Nicholson Baker has published six novels - A Box of Matches, The Mezzanine, Room Temperature, Vox, The Fermata, and The Everlasting Story of Nory - and three works of non-fiction, U and I, The Size of Thoughts, and Double Fold. He lives in Maine with his wife and two children.
For a musician, the term fermata means the prolongation of a particular note beyond the time indicated in the score. For Arno Strine it is a period during which he remains active while the rest of the world is paused and insentient.
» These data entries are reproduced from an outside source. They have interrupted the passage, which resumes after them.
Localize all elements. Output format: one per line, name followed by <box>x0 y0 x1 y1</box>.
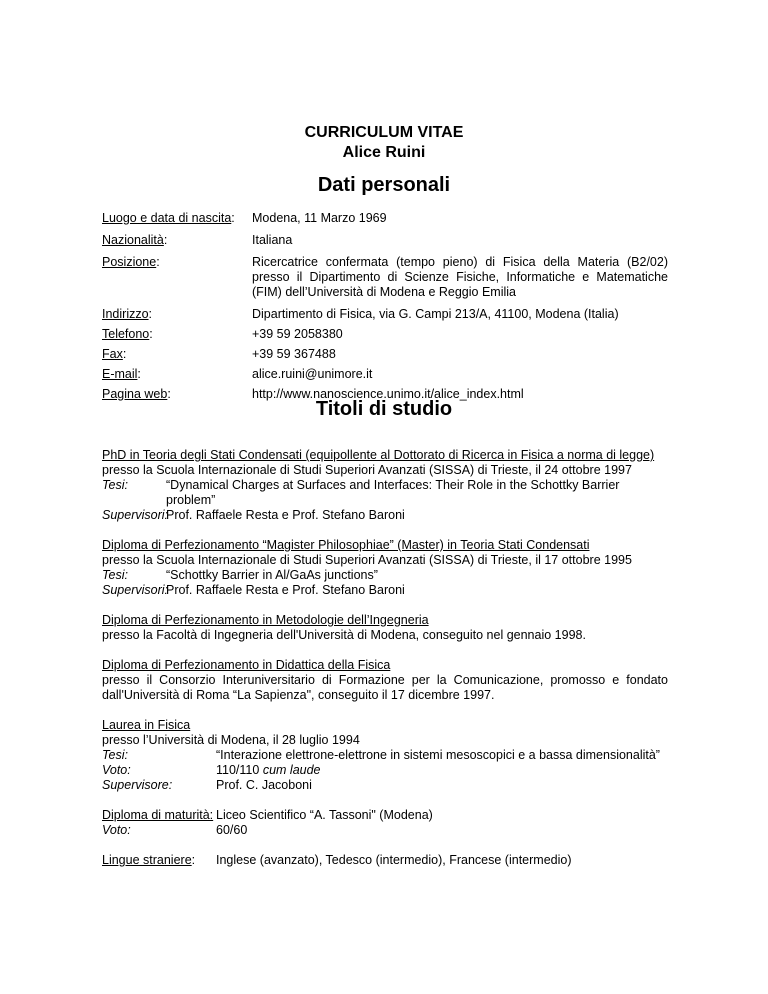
info-row-web: Pagina web: http://www.nanoscience.unimo.it/alice_index.html <box>102 387 668 402</box>
info-label-nascita: Luogo e data di nascita <box>102 211 232 225</box>
info-value-nazionalita: Italiana <box>252 233 293 247</box>
titolo-laurea-tesi-label: Tesi: <box>102 748 128 762</box>
titolo-didattica-line: presso il Consorzio Interuniversitario di Formazione per la Comunicazione, promosso e fondato dall'Università di Roma “La Sapienza", conseguito il 17 dicembre 1997. <box>102 673 668 702</box>
titolo-phd-sup: Prof. Raffaele Resta e Prof. Stefano Baroni <box>166 508 405 522</box>
titolo-didattica <box>102 658 668 703</box>
titolo-phd <box>102 448 668 523</box>
titolo-maturita-value: Liceo Scientifico “A. Tassoni" (Modena) <box>216 808 433 822</box>
cv-header <box>0 123 768 163</box>
titolo-laurea-title: Laurea in Fisica <box>102 718 191 732</box>
titolo-phd-tesi-label: Tesi: <box>102 478 128 492</box>
titolo-laurea-lode: cum laude <box>262 763 321 777</box>
cv-name: Alice Ruini <box>342 144 426 161</box>
titolo-laurea-voto-label: Voto: <box>102 763 131 777</box>
titolo-phd-sup-label: Supervisori: <box>102 508 168 522</box>
titolo-maturita <box>102 808 668 838</box>
titolo-laurea-line: presso l’Università di Modena, il 28 luglio 1994 <box>102 733 360 747</box>
titolo-master-tesi-label: Tesi: <box>102 568 128 582</box>
titolo-ingegneria <box>102 613 668 643</box>
titolo-ingegneria-title: Diploma di Perfezionamento in Metodologie dell’Ingegneria <box>102 613 429 627</box>
titolo-phd-title: PhD in Teoria degli Stati Condensati (equipollente al Dottorato di Ricerca in Fisica a norma di legge) <box>102 448 655 462</box>
cv-title: CURRICULUM VITAE <box>304 124 464 141</box>
titolo-master-sup: Prof. Raffaele Resta e Prof. Stefano Baroni <box>166 583 405 597</box>
info-label-email: E-mail <box>102 367 138 381</box>
info-value-email: alice.ruini@unimore.it <box>252 367 373 381</box>
lingue-value: Inglese (avanzato), Tedesco (intermedio), Francese (intermedio) <box>216 853 572 867</box>
titolo-laurea <box>102 718 668 793</box>
titolo-master-line: presso la Scuola Internazionale di Studi Superiori Avanzati (SISSA) di Trieste, il 17 ottobre 1995 <box>102 553 632 567</box>
info-label-nazionalita: Nazionalità <box>102 233 164 247</box>
titolo-laurea-tesi: “Interazione elettrone-elettrone in sistemi mesoscopici e a bassa dimensionalità” <box>216 748 660 762</box>
titolo-laurea-sup-label: Supervisore: <box>102 778 173 792</box>
info-value-fax: +39 59 367488 <box>252 347 336 361</box>
titoli-studio-heading: Titoli di studio <box>315 398 453 420</box>
info-label-posizione: Posizione <box>102 255 157 269</box>
titolo-master-sup-label: Supervisori: <box>102 583 168 597</box>
dati-personali-heading: Dati personali <box>317 174 451 196</box>
info-row-fax: Fax: +39 59 367488 <box>102 347 668 362</box>
titolo-master-title: Diploma di Perfezionamento “Magister Philosophiae” (Master) in Teoria Stati Condensati <box>102 538 590 552</box>
info-row-nazionalita: Nazionalità: Italiana <box>102 233 668 248</box>
info-value-web: http://www.nanoscience.unimo.it/alice_index.html <box>252 387 524 401</box>
lingue-straniere: Lingue straniere: Inglese (avanzato), Tedesco (intermedio), Francese (intermedio) <box>102 853 572 867</box>
info-row-email: E-mail: alice.ruini@unimore.it <box>102 367 668 382</box>
info-row-indirizzo: Indirizzo: Dipartimento di Fisica, via G. Campi 213/A, 41100, Modena (Italia) <box>102 307 668 322</box>
titolo-laurea-voto: 110/110 <box>216 763 260 777</box>
titolo-phd-line: presso la Scuola Internazionale di Studi Superiori Avanzati (SISSA) di Trieste, il 24 ottobre 1997 <box>102 463 632 477</box>
titoli-list <box>102 448 668 868</box>
info-label-web: Pagina web <box>102 387 168 401</box>
info-row-posizione: Posizione: Ricercatrice confermata (tempo pieno) di Fisica della Materia (B2/02) presso il Dipartimento di Scienze Fisiche, Informatiche e Matematiche (FIM) dell’Università di Modena e Reggio Emilia <box>102 255 668 299</box>
info-label-indirizzo: Indirizzo <box>102 307 149 321</box>
info-label-fax: Fax <box>102 347 123 361</box>
info-value-nascita: Modena, 11 Marzo 1969 <box>252 211 387 225</box>
titolo-didattica-title: Diploma di Perfezionamento in Didattica della Fisica <box>102 658 391 672</box>
info-value-telefono: +39 59 2058380 <box>252 327 343 341</box>
info-row-nascita: Luogo e data di nascita: Modena, 11 Marzo 1969 <box>102 211 668 226</box>
info-label-telefono: Telefono <box>102 327 150 341</box>
titolo-phd-tesi: “Dynamical Charges at Surfaces and Interfaces: Their Role in the Schottky Barrier problem” <box>166 478 620 507</box>
titolo-master <box>102 538 668 598</box>
info-row-telefono: Telefono: +39 59 2058380 <box>102 327 668 342</box>
info-value-posizione: Ricercatrice confermata (tempo pieno) di Fisica della Materia (B2/02) presso il Dipartimento di Scienze Fisiche, Informatiche e Matematiche (FIM) dell’Università di Modena e Reggio Emilia <box>252 255 668 299</box>
lingue-label: Lingue straniere <box>102 853 192 867</box>
titolo-laurea-sup: Prof. C. Jacoboni <box>216 778 312 792</box>
titolo-maturita-voto-label: Voto: <box>102 823 131 837</box>
personal-info-table <box>102 211 668 402</box>
info-value-indirizzo: Dipartimento di Fisica, via G. Campi 213/A, 41100, Modena (Italia) <box>252 307 619 321</box>
titolo-maturita-voto: 60/60 <box>216 823 248 837</box>
titolo-maturita-label: Diploma di maturità: <box>102 808 214 822</box>
titolo-ingegneria-line: presso la Facoltà di Ingegneria dell'Università di Modena, conseguito nel gennaio 1998. <box>102 628 586 642</box>
titolo-master-tesi: “Schottky Barrier in Al/GaAs junctions” <box>166 568 378 582</box>
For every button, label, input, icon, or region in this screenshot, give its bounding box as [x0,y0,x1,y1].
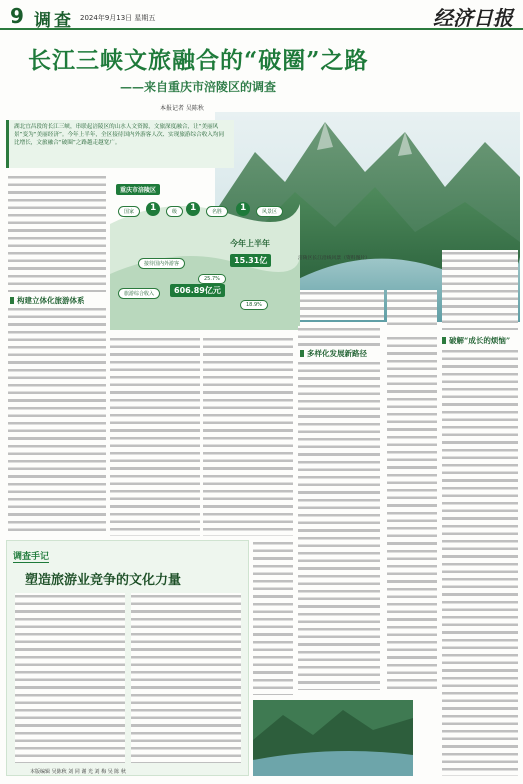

Strine discovered his powers of ``chronomaly'' as early as the fourth grade, and since that time he has used them mainly to undress static women and pursue very private sexual delights. Now writing his autobiography, Strine confronts problems of linear narration much like those of Tristram Shandy. As in his last novel, Vox ( LJ 11/15/91), Baker provides sexually explicit scenarios but displays characters who remain isolated and distant. Readers who are not overwhelmed by graphic episodes of inventive sex should appreciate Baker's witty comedy and his unconventional exploration of the nature of time.-- Albert E. Wilhelm, Tennessee Tech . Univ., Cookeville
Baker's ingenious fifth novel, about a 35-year-old temp worker who stops time to act out elaborate sexual fantasies, was a PW bestseller. (Jan.)